The Allegheny County Health Department has begun monitoring air quality near Pittsburgh International Airport in anticipation of the natural gas drilling planned for the area.
Jim Thompson, deputy director of environmental health for the department, said Friday that monitoring, which will measure for 61 different "volatile organic compounds," began March 6.
The health department announced in January that it would monitor for air pollution before and after drilling begins on about 9,000 acres of county-owned land near the airport.
Consol Energy plans to construct six well pads, with at least 45 Marcellus and Upper Devonian shale wells and three water impoundments. The timetable calls for initial drilling of wells starting in July.
Mr. Thompson announced the start of the air monitoring Wednesday night in Findlay, where township officials held a public hearing over conditional use permits sought by Consol for its drilling operations. No decision was made on the permits at the meeting.

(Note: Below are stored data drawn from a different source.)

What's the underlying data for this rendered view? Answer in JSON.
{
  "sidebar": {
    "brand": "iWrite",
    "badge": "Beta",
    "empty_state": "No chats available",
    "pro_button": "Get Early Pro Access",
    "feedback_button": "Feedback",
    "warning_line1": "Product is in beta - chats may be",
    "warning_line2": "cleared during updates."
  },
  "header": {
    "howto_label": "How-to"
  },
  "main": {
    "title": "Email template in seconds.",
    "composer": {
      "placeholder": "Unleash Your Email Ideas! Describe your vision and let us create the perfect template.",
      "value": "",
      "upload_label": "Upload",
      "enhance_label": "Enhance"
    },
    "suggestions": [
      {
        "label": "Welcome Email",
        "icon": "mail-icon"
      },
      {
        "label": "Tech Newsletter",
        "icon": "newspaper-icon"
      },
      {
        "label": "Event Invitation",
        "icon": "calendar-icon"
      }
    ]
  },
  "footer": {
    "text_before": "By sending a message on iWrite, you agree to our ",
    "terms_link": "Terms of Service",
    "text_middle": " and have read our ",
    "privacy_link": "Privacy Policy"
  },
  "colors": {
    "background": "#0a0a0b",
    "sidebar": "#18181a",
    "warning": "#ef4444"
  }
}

The air monitor, located on Ponderosa Drive in Findlay's Imperial Pointe neighborhood, is collecting baseline samples. That data will be compared with samples taken after drilling begins.
The county has no data from the air monitor yet, because analysis is conducted by a U.S. Environmental Protection Agency lab in Maryland and results take about a month.
Mr. Thompson said the Health Department plans to conduct air monitoring at least a year past the start of drilling.
R. Russell Lucas Jr., a solicitor for Findlay, said Wednesday the township is interested in having air monitoring continue well beyond the first year.
Mr. Thompson said the length of the sampling will depend on what the monitoring finds.
"If we find something that we are concerned about, the monitoring will continue longer," he said.